If you want to see a brilliant analysis of a feminine counterpoint to the Hero’s Journey, check out The Virgin’s Promise by Kim Hudson. In her articles and in the book of the same title, she identifies 13 “beats” of the Virgin’s Promise storyline and provides multiple examples of movies that follow this archetypal structure. As you noticed, the key idea is that rather than journey away from a safe, harmonious kingdom into a world of danger, the protagonist finds herself in a kingdom that is oppressive and out-of-balance, but she stays where she is and transforms the world around her — through embracing and manifesting her true self rather than allowing the world to remake her.

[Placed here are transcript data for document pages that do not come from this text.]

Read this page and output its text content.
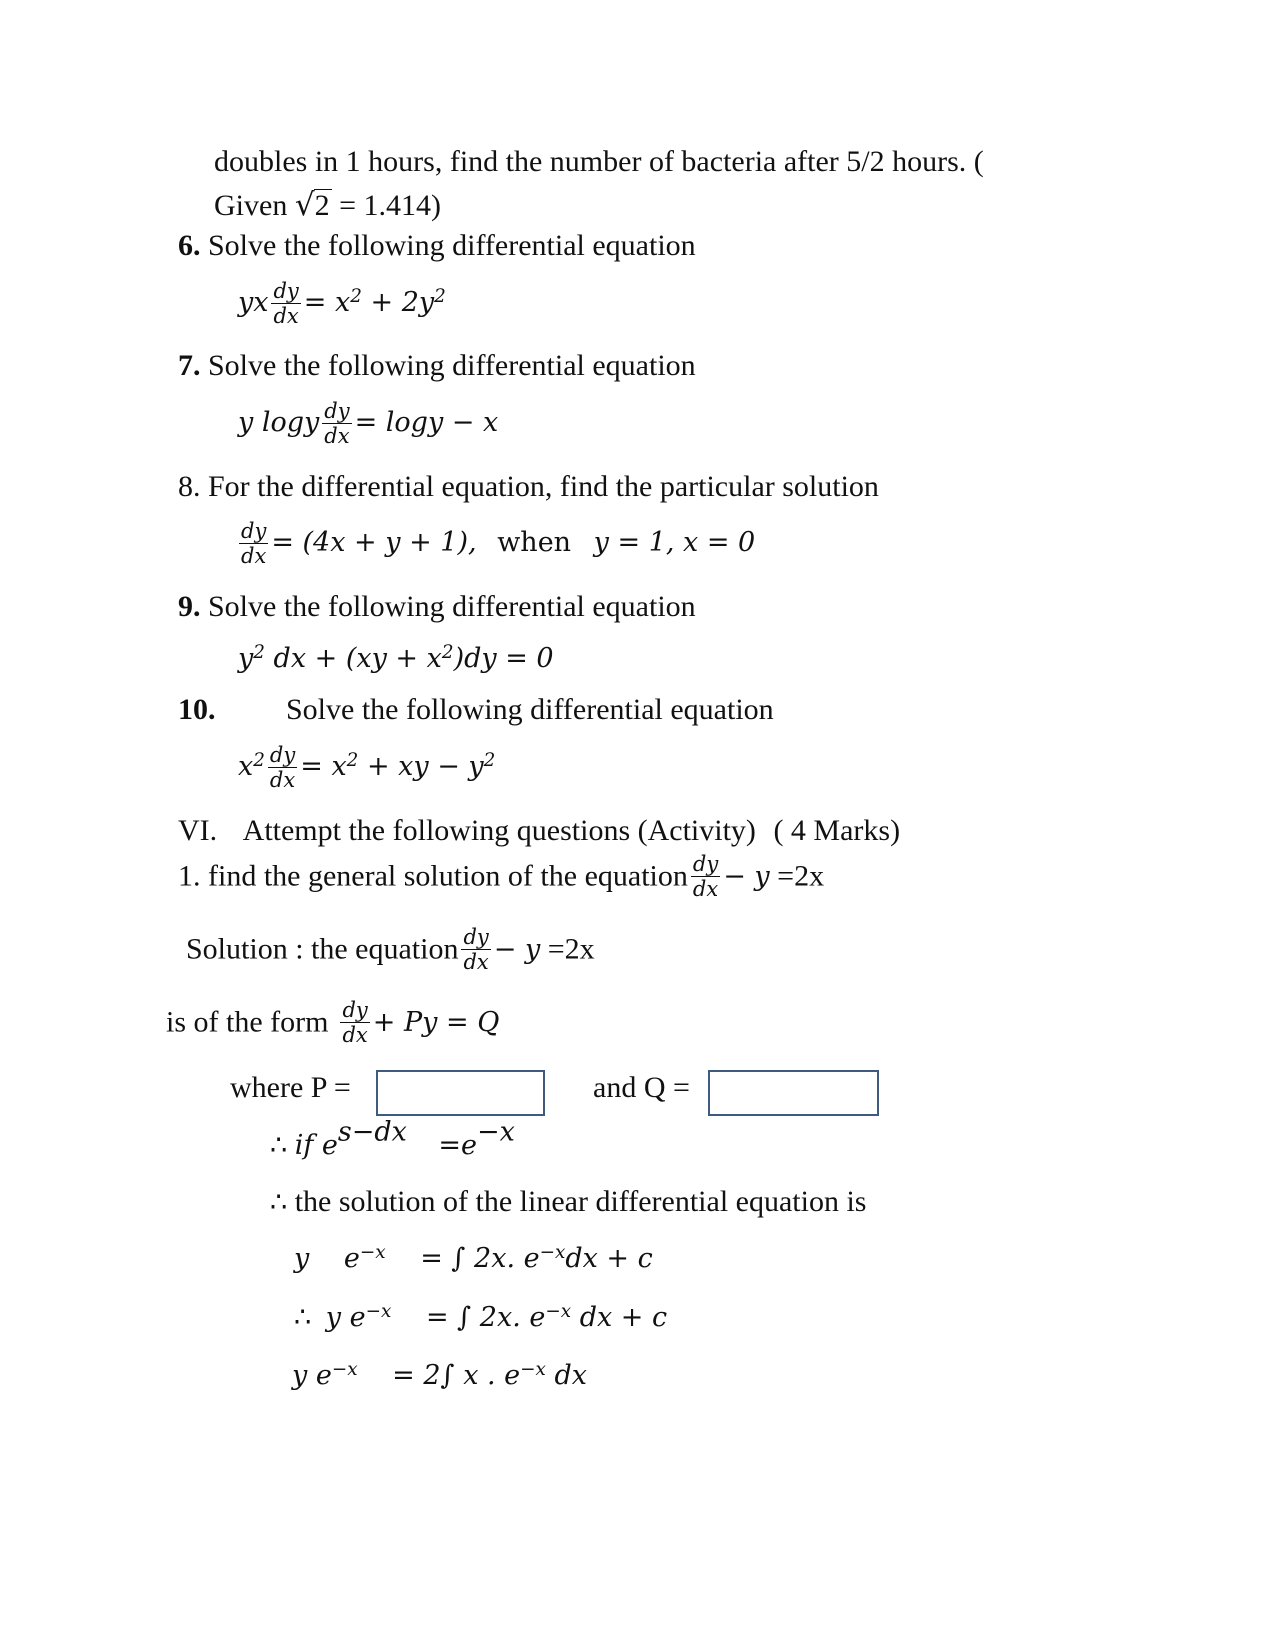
doubles in 1 hours, find the number of bacteria after 5/2 hours. (
Given √ 2 = 1.414)
6. Solve the following differential equation
yx $\frac{dy}{dx} = x^2 + 2y^2$
7. Solve the following differential equation
y logy $\frac{dy}{dx} = \log y - x$
8. For the differential equation, find the particular solution
$\frac{dy}{dx} = (4x + y + 1)$, when y = 1, x = 0
9. Solve the following differential equation
$y^2$ dx + $(xy + x^2)dy = 0$
10. Solve the following differential equation
$x^2 \frac{dy}{dx} = x^2$ + xy − $y^2$
VI. Attempt the following questions (Activity) ( 4 Marks)
1. find the general solution of the equation $\frac{dy}{dx} - y =2x$
Solution : the equation $\frac{dy}{dx} - y =2x$
is of the form $\frac{dy}{dx} + Py = Q$
where P =	and Q =
∴ if $e^{s-dx} =e^{-x}$
∴ the solution of the linear differential equation is
y $e^{-x}$ = ∫ 2x. $e^{-x}dx + c$
∴ y $e^{-x}$ = ∫ 2x. $e^{-x}$ dx + c
y $e^{-x} = 2\int$ x . $e^{-x}$ dx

You can read a summary of the Virgin’s Promise story structure here: https://www.writersstore.com/the-virgins-promise-a-new-archetypal-structure/ The book is well worth buying and reading over and over.

p.s. the 13 “beats” of this archetypal structure are given as follows:

1. Dependent World
2. Price of Conformity
3. Opportunity to Shine
4. Dress the Part
5. Secret World
6. No Longer Fits Her World
7. Caught Shining
8. Gives Up What Kept Her Stuck
9. Kingdom in Chaos
10. Wanders in the Wilderness
11. Chooses Her Light
12. The Re-ordering
13. The Kingdom is Brighter

Check out Ancient Maps for Moden Birth by Pam England in which she uses the heroic journey to explain a woman’s experience throughout pregnancy, birth and postpartum. She compares this journey to the story of Inanna and the Underworld, the first heroic journey story (and first story in general) ever physically written. So actually, it seems that females (goddesses) were the first protagonists in these types of stories after all.

For even more female-centered myths and journeys of similar structure you could check out Women Who Run With the Wolves by Clarissa Pinkola Estes. She gathers a bunch of stories often told during times of more personal storytelling and fable, passed down through generations, and analyzes them. You’ll see that she explores them in the way you described, where it focuses on aspects of maculinity, as you say, or more so specific facets of our inner selves that are either masculine-leaning or feminine-leaning. Very empowering for women, just like Pam’s book.

The book that comes to mind for me is a brilliant C.S Lewis retelling of the myth of Cupid and Psyche in Till We Have Faces. Psyche’ older sister Orual tells most of the story, and a poignant part is where she speaks of the title sentence. “Orual ultimately realizes that the gods cannot “meet us face to face till we have faces” (294), implying that the having a face includes being conscious of one’s entire self, both good and bad, and understanding one’s motives and the results of one’s actions.” Quoted from a response to an inquiry of what the title of the book means. This is an all time favorite book for me! I’ve had several copies over the years, as I do most of my favorites. I always want as many as I can to experience the magic and end up either giving away or borrowing out my copy, never to return again in most cases.